Nuherbs’ Lau: Rate of weather changes seems to be accelerating
Wilson Lau, president of botanical supplier Nuherbs, said the rate of change seems to be accelerating, which complicates business forecasting.
“As botanical experts, we are extremely reliant on weather and its impact on our crops, so have always monitored it,” Lau said. “However, in the past two or three years, we are seeing more extreme weather that is having a wider impact across more crops. I can’t even begin to list the number of growing areas and crops that have been impacted in the past several years. Last year alone, crops were impacted in China, Europe, the United States and Pakistan, just to name a few places. The scope is much larger than in the past because there are more and more climate events, causing billions of dollars in damages.”
Similarly, Kilham said intense rains a few years ago wiped out the ashwagandha crop in the northwestern Indian state of Rajasthan, which has an arid climate.
“You don’t typically get intense rains like that in Rajasthan,” he said.
Supplier Cepham offers forecasting resource
One company trying to help with the forecasting piece is ingredient supplier Cepham, which has operations in New Jersey and India. The company has developed a service it refers to as Cepham Sense, which distributes climate change risk-management information to subscribers.
According to Cepham founder and president Anand Swaroop, Ph.D., the reports are informed by data collected in the field and from a number of official sources.
“Cepham has also been working with the Indian Meteorological Department (IMD) and weather forecasting agencies from across the world to access accurate data that can be used to anticipate disruptions due to heavy precipitation or floods,” he said.
Swaroop said the company started developing the resource as it dealt with its own supply chain forecasting problems.

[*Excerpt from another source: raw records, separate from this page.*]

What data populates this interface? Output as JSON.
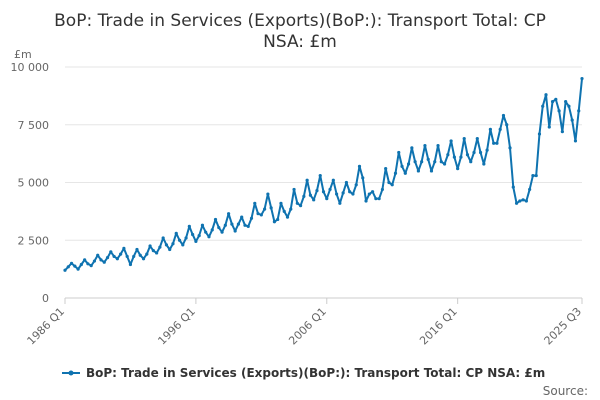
{
  "chart_data": {
    "type": "line",
    "title_lines": [
      "BoP: Trade in Services (Exports)(BoP:): Transport Total: CP",
      "NSA: £m"
    ],
    "unit_label": "£m",
    "y_ticks": [
      "0",
      "2 500",
      "5 000",
      "7 500",
      "10 000"
    ],
    "y_tick_values": [
      0,
      2500,
      5000,
      7500,
      10000
    ],
    "ylim": [
      0,
      10000
    ],
    "x_ticks": [
      "1986 Q1",
      "1996 Q1",
      "2006 Q1",
      "2016 Q1",
      "2025 Q3"
    ],
    "x_tick_index": [
      0,
      40,
      80,
      120,
      158
    ],
    "x_start": "1986 Q1",
    "x_end": "2025 Q3",
    "legend_position": "bottom",
    "grid": true,
    "series": [
      {
        "name": "BoP: Trade in Services (Exports)(BoP:): Transport Total: CP NSA: £m",
        "color": "#0f73b0",
        "values": [
          1200,
          1350,
          1500,
          1380,
          1250,
          1450,
          1650,
          1480,
          1400,
          1600,
          1850,
          1650,
          1550,
          1750,
          2000,
          1800,
          1700,
          1900,
          2150,
          1800,
          1450,
          1800,
          2100,
          1850,
          1700,
          1900,
          2250,
          2050,
          1950,
          2200,
          2600,
          2300,
          2100,
          2350,
          2800,
          2500,
          2300,
          2600,
          3100,
          2750,
          2450,
          2700,
          3150,
          2850,
          2650,
          2950,
          3400,
          3050,
          2850,
          3150,
          3650,
          3200,
          2900,
          3200,
          3500,
          3150,
          3100,
          3450,
          4100,
          3650,
          3600,
          3850,
          4500,
          3900,
          3300,
          3400,
          4100,
          3750,
          3500,
          3850,
          4700,
          4100,
          4000,
          4400,
          5100,
          4450,
          4250,
          4650,
          5300,
          4600,
          4300,
          4700,
          5100,
          4500,
          4100,
          4550,
          5000,
          4600,
          4500,
          4900,
          5700,
          5200,
          4200,
          4500,
          4600,
          4300,
          4300,
          4700,
          5600,
          5000,
          4900,
          5400,
          6300,
          5700,
          5400,
          5800,
          6500,
          5900,
          5500,
          5900,
          6600,
          6000,
          5500,
          5900,
          6600,
          5900,
          5800,
          6200,
          6800,
          6100,
          5600,
          6100,
          6900,
          6200,
          5900,
          6300,
          6900,
          6300,
          5800,
          6400,
          7300,
          6700,
          6700,
          7300,
          7900,
          7500,
          6500,
          4800,
          4100,
          4200,
          4250,
          4200,
          4700,
          5300,
          5300,
          7100,
          8300,
          8800,
          7400,
          8500,
          8600,
          8100,
          7200,
          8500,
          8300,
          7700,
          6800,
          8100,
          9500
        ]
      }
    ],
    "source_label": "Source:"
  }
}
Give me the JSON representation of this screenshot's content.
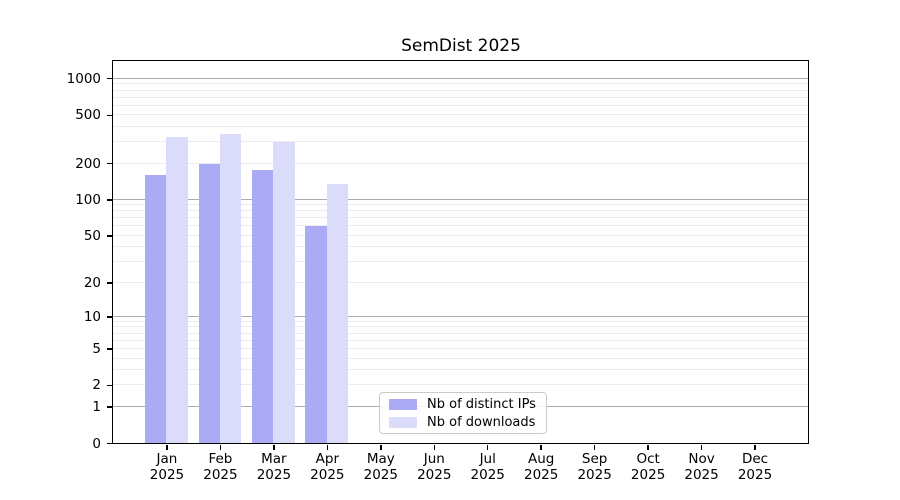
{
  "figure": {
    "background": "#ffffff"
  },
  "chart_data": {
    "type": "bar",
    "title": "SemDist 2025",
    "x_axis": {
      "categories": [
        "Jan",
        "Feb",
        "Mar",
        "Apr",
        "May",
        "Jun",
        "Jul",
        "Aug",
        "Sep",
        "Oct",
        "Nov",
        "Dec"
      ],
      "year_line": "2025"
    },
    "y_axis": {
      "scale": "log10(value+1)",
      "ylim": [
        0,
        1400
      ],
      "tick_values": [
        0,
        1,
        2,
        5,
        10,
        20,
        50,
        100,
        200,
        500,
        1000
      ],
      "tick_labels": [
        "0",
        "1",
        "2",
        "5",
        "10",
        "20",
        "50",
        "100",
        "200",
        "500",
        "1000"
      ],
      "major_gridlines": [
        1,
        10,
        100,
        1000
      ],
      "minor_gridlines": [
        2,
        3,
        4,
        5,
        6,
        7,
        8,
        9,
        20,
        30,
        40,
        50,
        60,
        70,
        80,
        90,
        200,
        300,
        400,
        500,
        600,
        700,
        800,
        900
      ]
    },
    "series": [
      {
        "name": "Nb of distinct IPs",
        "color": "#aaaaf5",
        "values": [
          160,
          195,
          175,
          60,
          0,
          0,
          0,
          0,
          0,
          0,
          0,
          0
        ]
      },
      {
        "name": "Nb of downloads",
        "color": "#dbdbfa",
        "values": [
          330,
          350,
          300,
          135,
          0,
          0,
          0,
          0,
          0,
          0,
          0,
          0
        ]
      }
    ],
    "legend": {
      "position": "lower center-left, inside plot",
      "entries": [
        "Nb of distinct IPs",
        "Nb of downloads"
      ]
    },
    "grid": true,
    "colors": {
      "major_grid": "#ababab",
      "minor_grid": "#ececec",
      "spine": "#000000",
      "text": "#000000",
      "plot_background": "#ffffff"
    }
  }
}
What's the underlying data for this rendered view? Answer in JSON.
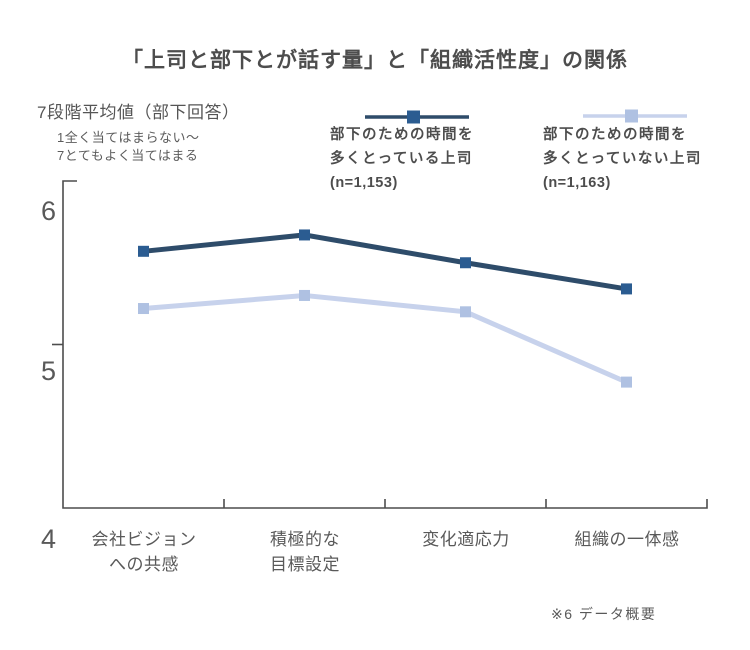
{
  "title": "「上司と部下とが話す量」と「組織活性度」の関係",
  "y_axis_title": "7段階平均値（部下回答）",
  "scale_notes": {
    "line1": "1全く当てはまらない～",
    "line2": "7とてもよく当てはまる"
  },
  "footnote": "※6 データ概要",
  "colors": {
    "dark_line": "#2e4c6a",
    "dark_marker": "#2b5c91",
    "light_line": "#c7d2ec",
    "light_marker": "#afc1e2",
    "axis": "#4d4d4d",
    "text": "#595959"
  },
  "legend": {
    "items": [
      {
        "line1": "部下のための時間を",
        "line2": "多くとっている上司",
        "n_label": "(n=1,153)"
      },
      {
        "line1": "部下のための時間を",
        "line2": "多くとっていない上司",
        "n_label": "(n=1,163)"
      }
    ]
  },
  "chart_data": {
    "type": "line",
    "title": "「上司と部下とが話す量」と「組織活性度」の関係",
    "ylabel": "7段階平均値（部下回答）",
    "xlabel": "",
    "categories": [
      "会社ビジョン\nへの共感",
      "積極的な\n目標設定",
      "変化適応力",
      "組織の一体感"
    ],
    "series": [
      {
        "name": "部下のための時間を多くとっている上司（n=1,153）",
        "values": [
          5.57,
          5.67,
          5.5,
          5.34
        ],
        "line_color": "#2e4c6a",
        "marker_color": "#2b5c91"
      },
      {
        "name": "部下のための時間を多くとっていない上司（n=1,163）",
        "values": [
          5.22,
          5.3,
          5.2,
          4.77
        ],
        "line_color": "#c7d2ec",
        "marker_color": "#afc1e2"
      }
    ],
    "ylim": [
      4,
      6
    ],
    "yticks": [
      4,
      5,
      6
    ],
    "grid": false,
    "legend_position": "top",
    "marker": "square"
  }
}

“Climate change was not big on our horizon. But we started to see a lot of variation in the material coming into our factory in India,” he revealed. “It was the norm that it would take about 30 kilos of turmeric roots to make 1 kilo of extract. Now it might be 30 kilos or it might be 50 kilos.”
Swaroop said further investigation revealed the farmers hadn’t changed when they planted or how they cared for the crops. Something else had to be at work that affected the quality of the roots.
Swaroop said he’s agnostic on the question of whether this is because of “human-induced climate change” or mere natural climate variability.
“I don’t get into the controversies about what is happening or not happening. I’m more interested in what will affect my bottom line,” he said.
Collaboration is ticket to survival
Armbrecht said the magnitude of the issues can at times seem overwhelming. But she said she takes comfort in the fact that the challenges have fostered new avenues of cooperation that may help mitigate these risks in the future.
Her recent Nepal trip, for example, included a visit to an organic ginger field project run by longtime German plant-based ingredients supplier Martin Bauer that included two of its customers, Pukka Herbs and Yogi Tea. She said it was unusual to see a supplier hosting even one customer on that kind of trip, much less two that compete in the marketplace.
“I do still think there are a lot of things that the industry can do, and collaboration is the first part,” Armbrecht said. “I think these kinds of shifts are essential for the long-term viability of their businesses.”
Kilham concurred, saying the days of just picking up the phone to order supplies when you need them may be drawing to a close.
“Right now, we are in a situation in which companies that wish to survive will have to become integrally involved in field programs that are working on sustainable agricultural practices,” he said. “The companies that remain in the habit of just calling Joe on the phone to say, ‘Send me some more of whatever,’ they are going to die.”